Ramzi, a Moroccan native, won the 1500m at the Beijing Olympics only to be found guilt of using Cera, a new and illegal blood-booster drug, according to the BBC. It is easy to presume that the pressures that went with his presumably multi-million dollar allegiance switch to Bahrain forced Ramzi to cheat to win. Wether this is the case or not is, of course, nearly impossible to tell. Though it does indeed pose as something of a cautionary tale for the Gulf States many of whom seek to buy in their talent as their population base is either so small or so lazy untrained that they can not attain world standards.

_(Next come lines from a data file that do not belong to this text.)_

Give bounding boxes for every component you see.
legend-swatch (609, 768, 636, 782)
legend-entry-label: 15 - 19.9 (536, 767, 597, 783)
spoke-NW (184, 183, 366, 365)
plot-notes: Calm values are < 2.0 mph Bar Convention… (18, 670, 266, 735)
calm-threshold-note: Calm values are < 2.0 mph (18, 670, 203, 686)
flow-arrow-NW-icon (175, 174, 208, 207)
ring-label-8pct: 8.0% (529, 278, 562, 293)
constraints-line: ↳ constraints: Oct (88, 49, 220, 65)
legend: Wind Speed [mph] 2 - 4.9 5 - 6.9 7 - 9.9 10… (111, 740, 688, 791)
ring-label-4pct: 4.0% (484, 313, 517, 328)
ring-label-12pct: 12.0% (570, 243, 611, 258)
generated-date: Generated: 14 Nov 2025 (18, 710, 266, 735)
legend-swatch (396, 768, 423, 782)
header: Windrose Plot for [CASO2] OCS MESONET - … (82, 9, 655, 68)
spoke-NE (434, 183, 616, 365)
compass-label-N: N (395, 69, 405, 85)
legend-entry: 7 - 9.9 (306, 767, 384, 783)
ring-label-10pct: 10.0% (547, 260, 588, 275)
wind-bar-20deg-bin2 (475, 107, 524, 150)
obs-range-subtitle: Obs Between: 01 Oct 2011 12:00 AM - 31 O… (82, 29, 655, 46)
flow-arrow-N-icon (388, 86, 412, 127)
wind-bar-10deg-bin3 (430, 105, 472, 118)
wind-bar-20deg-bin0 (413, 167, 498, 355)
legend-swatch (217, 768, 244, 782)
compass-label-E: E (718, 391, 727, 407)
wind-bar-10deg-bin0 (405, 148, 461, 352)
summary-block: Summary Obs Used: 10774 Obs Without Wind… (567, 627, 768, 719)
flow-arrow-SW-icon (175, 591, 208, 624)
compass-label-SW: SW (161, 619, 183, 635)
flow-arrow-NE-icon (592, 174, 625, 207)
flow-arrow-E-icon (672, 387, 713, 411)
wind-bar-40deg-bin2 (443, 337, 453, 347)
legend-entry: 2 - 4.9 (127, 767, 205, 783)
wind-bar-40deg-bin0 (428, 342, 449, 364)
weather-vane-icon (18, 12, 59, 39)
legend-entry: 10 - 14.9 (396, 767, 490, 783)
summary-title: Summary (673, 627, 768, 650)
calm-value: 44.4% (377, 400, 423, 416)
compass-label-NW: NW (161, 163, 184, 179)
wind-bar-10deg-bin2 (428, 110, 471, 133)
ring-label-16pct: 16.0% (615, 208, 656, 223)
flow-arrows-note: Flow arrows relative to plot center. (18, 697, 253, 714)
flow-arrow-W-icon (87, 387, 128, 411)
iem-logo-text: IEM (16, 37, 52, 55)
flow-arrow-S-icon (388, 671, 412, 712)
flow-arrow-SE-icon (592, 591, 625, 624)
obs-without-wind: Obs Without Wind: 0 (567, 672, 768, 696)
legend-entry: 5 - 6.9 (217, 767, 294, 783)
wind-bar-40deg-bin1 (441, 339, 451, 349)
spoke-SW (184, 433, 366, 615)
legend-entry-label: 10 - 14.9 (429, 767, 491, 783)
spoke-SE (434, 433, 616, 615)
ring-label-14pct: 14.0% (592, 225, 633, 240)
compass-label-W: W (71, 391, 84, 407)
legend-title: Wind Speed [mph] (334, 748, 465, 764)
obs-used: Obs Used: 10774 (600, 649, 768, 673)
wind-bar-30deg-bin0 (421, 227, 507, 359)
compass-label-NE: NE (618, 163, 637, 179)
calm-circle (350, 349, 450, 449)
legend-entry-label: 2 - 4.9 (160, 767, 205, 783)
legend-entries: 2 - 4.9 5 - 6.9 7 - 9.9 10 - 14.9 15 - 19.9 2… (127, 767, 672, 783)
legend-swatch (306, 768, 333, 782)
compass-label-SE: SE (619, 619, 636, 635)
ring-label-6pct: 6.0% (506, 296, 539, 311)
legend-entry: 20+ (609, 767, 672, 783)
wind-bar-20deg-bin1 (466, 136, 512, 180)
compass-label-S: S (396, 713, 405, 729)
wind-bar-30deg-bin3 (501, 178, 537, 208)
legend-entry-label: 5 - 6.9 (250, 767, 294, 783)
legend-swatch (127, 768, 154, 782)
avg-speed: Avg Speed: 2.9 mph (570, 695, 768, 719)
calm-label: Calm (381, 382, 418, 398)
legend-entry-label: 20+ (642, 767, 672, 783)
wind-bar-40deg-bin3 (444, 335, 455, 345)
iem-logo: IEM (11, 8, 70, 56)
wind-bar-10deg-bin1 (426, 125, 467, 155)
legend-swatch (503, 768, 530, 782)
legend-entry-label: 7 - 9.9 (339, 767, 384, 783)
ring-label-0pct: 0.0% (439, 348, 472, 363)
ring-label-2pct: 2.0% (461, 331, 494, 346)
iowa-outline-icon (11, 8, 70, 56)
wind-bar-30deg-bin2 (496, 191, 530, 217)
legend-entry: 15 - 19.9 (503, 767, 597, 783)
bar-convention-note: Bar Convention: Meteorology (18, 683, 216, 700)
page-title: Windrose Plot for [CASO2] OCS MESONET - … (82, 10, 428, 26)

Personally, I think that if proven beyond a shadow of a doubt that the athlete in question willfully, knowingly and deceitfully cheated then they should be financially ruined for life. I don’t so much care about the notion that they cheated: let’s all grow up somewhat. No, I just think of the poor athlete that worked for 4 years, 360+ days per year, however many hours per day, abstaining from countless luxuries and forcing themselves to eat nothing but rice and lettuce (or whatever is it they eat) only to come 4th in the Olympics, only for their placement to be bumped up to the podium 15 months later. No adulation, no roaring crowd, no fame, no raising of the flag, no teary glory, no affirmation of their life’s work and perhaps no funding next year; instead, all they get is a medal delivered by Fex-Ex.
Stories like this and those where athletes that miss out on glory by 0.002 of a second or .01 cm or something make me wonder how there aren’t more suicides in athletics.